A vacancy rate “closer to 5 percent is a sign of a healthier rental market,” they said. “It is low enough not to negatively affect landlords, but high enough to permit tenant mobility. This extremely low rate illustrates a worsening crisis in the ability of our neighbors to secure and retain housing in Dutchess County, especially given that vacancy rates have been consistently below the 5 percent benchmark for over 20 years.” 

While Beacon’s 246 affordable apartments make up nearly 15 percent of the county’s tax-credit housing stock, Council Member Dan Aymar-Blair said bluntly that Beacon “does not have an affordable housing plan.” 

The city requires that 10 percent of new developments be set aside for the workforce affordable program, which gives rental priority to volunteer emergency responders and municipal and school district employees. Beacon also has, according to the Dutchess survey, more than 500 apartments that are subsidized through federal programs (commonly called Section 8), but those units have waiting lists of a year or more, or, in the case of the Davies South Terrace development, four to five years. 

Aymar-Blair, who, along with Nelson, has been one of the City Council’s most persistent voices on affordability, said that Beacon does not have sufficient plans to expand the number of below-market-rate rentals or the range of offerings.

A vibrant affordable housing program means asking: “How much housing stock do we have that accommodates people at different income levels?” he said. “We need to take the first step. These are major quality-of-life issues.”

Behind The Story

Type: News

News: Based on facts, either observed and verified directly by the reporter, or reported and verified from knowledgeable sources.

Simms has covered Beacon for The Current since 2015. He studied journalism at Appalachian State University and previously reported for newspapers in North Carolina and Maryland. Location: Beacon. Languages: English. Area of expertise: Beacon

2 replies on “The (Incomplete) Numbers Don’t Lie”

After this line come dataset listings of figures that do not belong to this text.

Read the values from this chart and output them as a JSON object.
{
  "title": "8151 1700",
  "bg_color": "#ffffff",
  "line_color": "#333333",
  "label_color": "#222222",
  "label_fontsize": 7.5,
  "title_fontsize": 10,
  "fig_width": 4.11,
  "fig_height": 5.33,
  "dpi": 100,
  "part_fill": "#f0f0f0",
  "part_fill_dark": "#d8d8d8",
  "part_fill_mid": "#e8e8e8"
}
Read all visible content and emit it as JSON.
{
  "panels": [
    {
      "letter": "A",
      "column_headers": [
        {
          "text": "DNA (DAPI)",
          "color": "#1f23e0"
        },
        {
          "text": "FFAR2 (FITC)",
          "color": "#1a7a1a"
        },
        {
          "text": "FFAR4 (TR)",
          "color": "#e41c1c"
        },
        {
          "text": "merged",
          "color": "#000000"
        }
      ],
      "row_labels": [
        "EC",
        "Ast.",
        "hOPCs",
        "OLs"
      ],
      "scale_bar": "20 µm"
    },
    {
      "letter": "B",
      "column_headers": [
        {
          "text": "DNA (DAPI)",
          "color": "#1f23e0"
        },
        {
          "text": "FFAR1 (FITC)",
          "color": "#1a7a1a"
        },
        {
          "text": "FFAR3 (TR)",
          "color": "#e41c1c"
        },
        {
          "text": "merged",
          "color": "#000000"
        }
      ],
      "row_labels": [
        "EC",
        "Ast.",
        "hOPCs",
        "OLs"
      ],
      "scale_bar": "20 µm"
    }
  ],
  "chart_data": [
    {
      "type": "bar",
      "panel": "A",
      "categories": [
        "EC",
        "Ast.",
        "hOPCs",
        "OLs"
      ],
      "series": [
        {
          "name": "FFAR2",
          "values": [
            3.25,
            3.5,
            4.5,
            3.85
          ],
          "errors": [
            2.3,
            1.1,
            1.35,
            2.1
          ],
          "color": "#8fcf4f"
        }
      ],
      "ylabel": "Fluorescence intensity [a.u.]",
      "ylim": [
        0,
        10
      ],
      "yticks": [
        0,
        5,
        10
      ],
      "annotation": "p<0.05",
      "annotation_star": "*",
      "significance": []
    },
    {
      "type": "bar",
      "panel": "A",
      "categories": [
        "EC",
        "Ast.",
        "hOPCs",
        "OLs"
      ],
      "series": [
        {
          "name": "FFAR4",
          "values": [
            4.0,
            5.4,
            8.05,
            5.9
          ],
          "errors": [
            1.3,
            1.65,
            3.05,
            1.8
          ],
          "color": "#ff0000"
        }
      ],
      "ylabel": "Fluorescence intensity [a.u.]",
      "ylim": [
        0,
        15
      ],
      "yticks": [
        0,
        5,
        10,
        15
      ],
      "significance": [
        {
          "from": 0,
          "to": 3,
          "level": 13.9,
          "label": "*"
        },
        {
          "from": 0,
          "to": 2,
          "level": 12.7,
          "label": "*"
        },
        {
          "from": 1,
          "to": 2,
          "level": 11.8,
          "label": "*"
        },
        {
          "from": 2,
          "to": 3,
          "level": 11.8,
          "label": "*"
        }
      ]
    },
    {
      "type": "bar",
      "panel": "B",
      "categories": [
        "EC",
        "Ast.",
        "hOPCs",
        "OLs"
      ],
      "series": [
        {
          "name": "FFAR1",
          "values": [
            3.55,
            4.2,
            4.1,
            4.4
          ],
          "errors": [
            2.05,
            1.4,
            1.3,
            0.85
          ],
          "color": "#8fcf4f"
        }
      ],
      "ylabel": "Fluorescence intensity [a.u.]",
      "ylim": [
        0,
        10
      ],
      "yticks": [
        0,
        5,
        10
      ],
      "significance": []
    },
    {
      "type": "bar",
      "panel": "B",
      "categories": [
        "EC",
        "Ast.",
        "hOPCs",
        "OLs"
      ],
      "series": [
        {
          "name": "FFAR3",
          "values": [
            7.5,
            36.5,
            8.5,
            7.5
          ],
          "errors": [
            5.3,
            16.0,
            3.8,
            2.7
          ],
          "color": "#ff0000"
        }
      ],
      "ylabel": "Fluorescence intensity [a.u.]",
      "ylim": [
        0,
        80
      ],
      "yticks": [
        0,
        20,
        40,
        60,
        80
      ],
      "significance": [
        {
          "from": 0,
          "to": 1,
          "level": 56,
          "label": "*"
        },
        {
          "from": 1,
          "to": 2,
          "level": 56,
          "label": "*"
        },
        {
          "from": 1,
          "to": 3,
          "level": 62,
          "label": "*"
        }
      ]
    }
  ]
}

  1. The high prices in Beacon are already changing the quality of Beacon. I am very sad about this. I wish Beacon would have stayed the way it was, that is interesting, diverse and completely unique. That has gone. Why? Greed and profit that destroys.

    1. I think it would be fair to say that “greed and profit” destroy those who do not participate. But it certainly creates new opportunities for more greed and more profit, a sort of positive feedback develops. Some people term this process “capitalism.” Others say that’s simplistic.

      Beacon is changing, but the process described in this article is not limited to Beacon. It is happening all over the place. Low income, working class and affordable housing are being lusted after by speculators, developers and their allies. How else can these people make a living? What else would they do? They don’t know any other way, and they will not learn any new tricks. At best they may repackage old jokes in new wrappings. Do they even know what they are doing?

      The tax code, as it is (and it represents public policy), makes this all happen. The process won’t stop unit the tax code is changed.

      Beacon’s housing stock is being commodified. The consequences are many. Some benefit. Others do not. An insightful book on the typical end result (so far, that is) is in Moskowitz, How to Kill a City, published in 2018. But does anyone even read books, real books, that is, meaning those with any social significance, nowadays? Hardly, as far as I can tell… so things are spirally out of control, generally.

      Where will one be when the music stops, and there are not enough chairs? That’s one way to think of how this process works.